Wajar karena Service Crew merupakan salah satu firm paling terkenal keonarannya dalam sejarah sepakbola Inggris. Lagipula, hooliganisme di sepakbola Inggris semakin marak pada 1980-an. Sementara Service Crew menerapkan dandanan kasual yang identik dengan latar belakang kekerasan.
Service Crew memiliki sekitar 300 lebih anggota yang sering nongkrong di pub sekitaran Leeds Corn Exchange. Pub-pub seperti tar and Garter, The Scotsman, The Regent, Robin Hood, The Duncan, The Nag’s Head dan The Snake Pit menjadi markas mereka. Tapi hanya The Duncan dan Regent yang masih buka di Leeds sampai saat ini.
Service Crew bisa dengan cepat ditakuti para musuh karena beberapa gangguan insiden terburuk dan terkait sampai sepakbola zaman modern. Banyak insiden mengejutkan dalam sejarah sepakbola Inggris yang melibatkan Service Crew. Selama 40 tahun lebih, mereka melakukan kerusuhan di seluruh negeri. Meninju jalanan Inggris dan berhasil mencapai ketenaran di dunia internasional.
Service tetap merahasiakan diri dari semua massa melalui dandanan kasual mereka. Tapi semakin menggilanya Service Crew, media BBC mencantumkan mereka sebagai geng suporter sepakbola terburuk di Inggris. Leeds pun terdaftar dalam lima kesebelasan sepakbola dengan reputasi hooliganisme terburuk.
Konon, tindakan-tindakan Service Crew yang membuat polisi mulai menggunakan CCTV yang banyak di stadion sepakbola. Di Stadion Elland Round, CCTV banyak dipasang untuk membatasi pergerakan Service Crew. Tapi hooliganisme tetap terus berlanjut di Leeds. Service Crew justru melakukan konfrontasi jauh dari lokasi stadion untuk menghindar dari perangkat keamanan Stadion Elland Road.
Service Crew juga merupakan salah satu firm dengan musuh terbanyak di Inggris.
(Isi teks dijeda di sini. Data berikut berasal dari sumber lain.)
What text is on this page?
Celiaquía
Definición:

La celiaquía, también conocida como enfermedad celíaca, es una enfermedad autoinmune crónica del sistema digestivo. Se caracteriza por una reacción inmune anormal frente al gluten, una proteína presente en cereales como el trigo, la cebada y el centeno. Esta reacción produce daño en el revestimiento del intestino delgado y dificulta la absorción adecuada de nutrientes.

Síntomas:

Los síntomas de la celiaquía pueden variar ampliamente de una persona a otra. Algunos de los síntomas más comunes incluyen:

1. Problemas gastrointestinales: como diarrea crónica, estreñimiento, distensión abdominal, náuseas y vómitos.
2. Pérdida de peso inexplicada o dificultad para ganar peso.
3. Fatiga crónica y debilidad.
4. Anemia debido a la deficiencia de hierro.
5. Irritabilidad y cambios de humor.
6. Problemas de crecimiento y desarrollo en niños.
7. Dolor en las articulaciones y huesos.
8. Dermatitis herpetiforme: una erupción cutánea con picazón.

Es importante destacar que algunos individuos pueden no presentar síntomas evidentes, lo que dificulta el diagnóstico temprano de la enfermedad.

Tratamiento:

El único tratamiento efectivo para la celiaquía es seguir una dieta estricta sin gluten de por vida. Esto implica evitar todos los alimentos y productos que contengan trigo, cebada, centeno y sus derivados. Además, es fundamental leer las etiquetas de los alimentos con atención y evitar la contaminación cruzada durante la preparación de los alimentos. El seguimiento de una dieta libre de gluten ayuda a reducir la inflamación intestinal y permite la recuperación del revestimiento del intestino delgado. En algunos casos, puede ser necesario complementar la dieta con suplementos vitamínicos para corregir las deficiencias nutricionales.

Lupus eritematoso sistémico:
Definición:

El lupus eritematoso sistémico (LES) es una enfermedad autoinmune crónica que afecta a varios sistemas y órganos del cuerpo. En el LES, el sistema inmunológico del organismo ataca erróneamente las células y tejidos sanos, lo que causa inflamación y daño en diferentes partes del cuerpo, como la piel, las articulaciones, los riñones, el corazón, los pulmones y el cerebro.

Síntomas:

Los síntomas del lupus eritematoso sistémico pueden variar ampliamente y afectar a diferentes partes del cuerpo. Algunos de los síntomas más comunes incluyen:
Sedikitnya, mereka punya lima firm yang dianggap musuh. Musuh terbesarnya adalah para pendukung Manchester United dan Millwall. Belum lagi terhitung dengan Bradford, Hull, Huddersfield, Sheffield Wednesday, Sheffield United, Liverpool, Barnsley, Middlesbrough, Chelsea, hingga Galatasaray di kancah internasional.
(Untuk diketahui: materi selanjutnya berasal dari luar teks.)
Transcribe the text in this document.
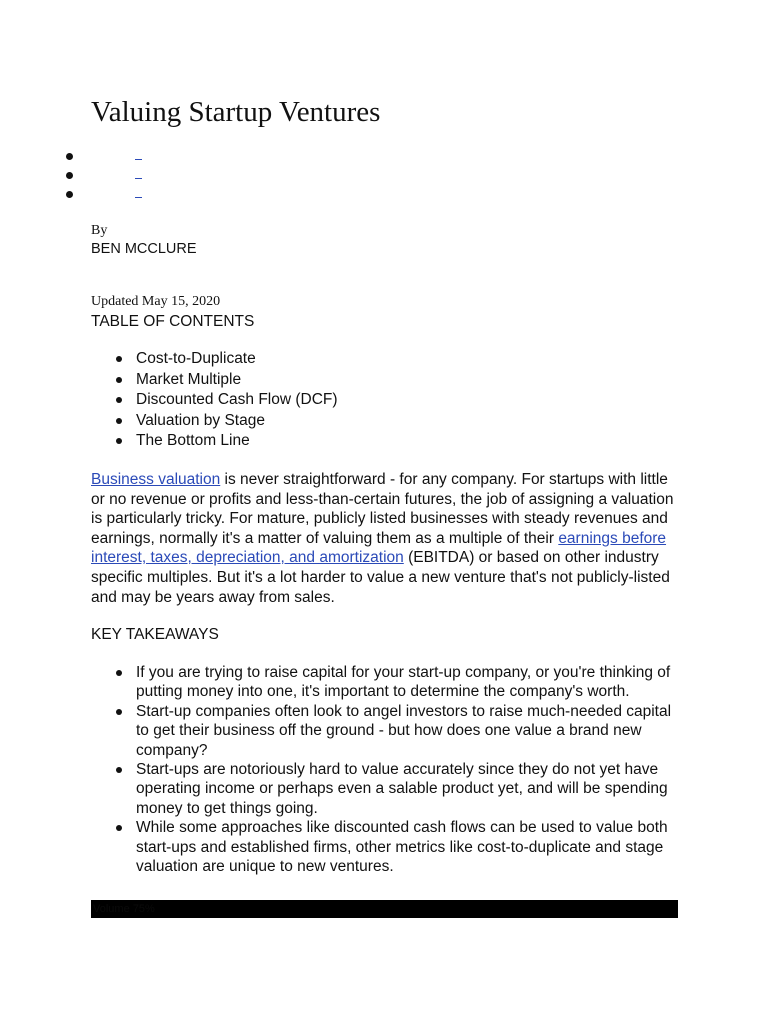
Valuing Startup Ventures
By
BEN MCCLURE
Updated May 15, 2020
TABLE OF CONTENTS
Cost-to-Duplicate
Market Multiple
Discounted Cash Flow (DCF)
Valuation by Stage
The Bottom Line

Business valuation is never straightforward - for any company. For startups with little or no revenue or profits and less-than-certain futures, the job of assigning a valuation is particularly tricky. For mature, publicly listed businesses with steady revenues and earnings, normally it's a matter of valuing them as a multiple of their earnings before interest, taxes, depreciation, and amortization (EBITDA) or based on other industry specific multiples. But it's a lot harder to value a new venture that's not publicly-listed and may be years away from sales.

KEY TAKEAWAYS
If you are trying to raise capital for your start-up company, or you're thinking of putting money into one, it's important to determine the company's worth.
Start-up companies often look to angel investors to raise much-needed capital to get their business off the ground - but how does one value a brand new company?
Start-ups are notoriously hard to value accurately since they do not yet have operating income or perhaps even a salable product yet, and will be spending money to get things going.
While some approaches like discounted cash flows can be used to value both start-ups and established firms, other metrics like cost-to-duplicate and stage valuation are unique to new ventures.
Volume 75%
Jumlah lawan-lawannya itu membuat Service Crew menjadi firm ketiga yang punya banyak musuh setelah Manchester United dan Burnley. Konon, keonaran Leeds tidak lepas dari Yorkshire tempat asal mereka merupakan kawasan industri yang cukup rumit.
“Waktu yang panjang dari keterlibatan kekerasan Leeds United Service Crew di akhir 60-an dan 70-an mengartikan bahwa Leeds adalah tempat yang berkaitan dengan masalah. Dan juga berarti bahwa generasi pria muda yang tertarik dengan kekerasan sepakbola. Melihat klub sepakbola sebagai tempat di mana mereka dapat melakukan beberapa aksi,” kata Tim Crabbe, peneliti dari Sheffield Hallam University, seperti yang diucapkannya pada Football Factory.
Maka dari itu pihak klub juga mulai menjauhkan kegiatan mereka yang melibatkan Service Crew selama puncak hooliganisme di Inggris. Di samping totalitas para Service Crew yang teramat sangat luar biasa di mana pun Leeds bertanding.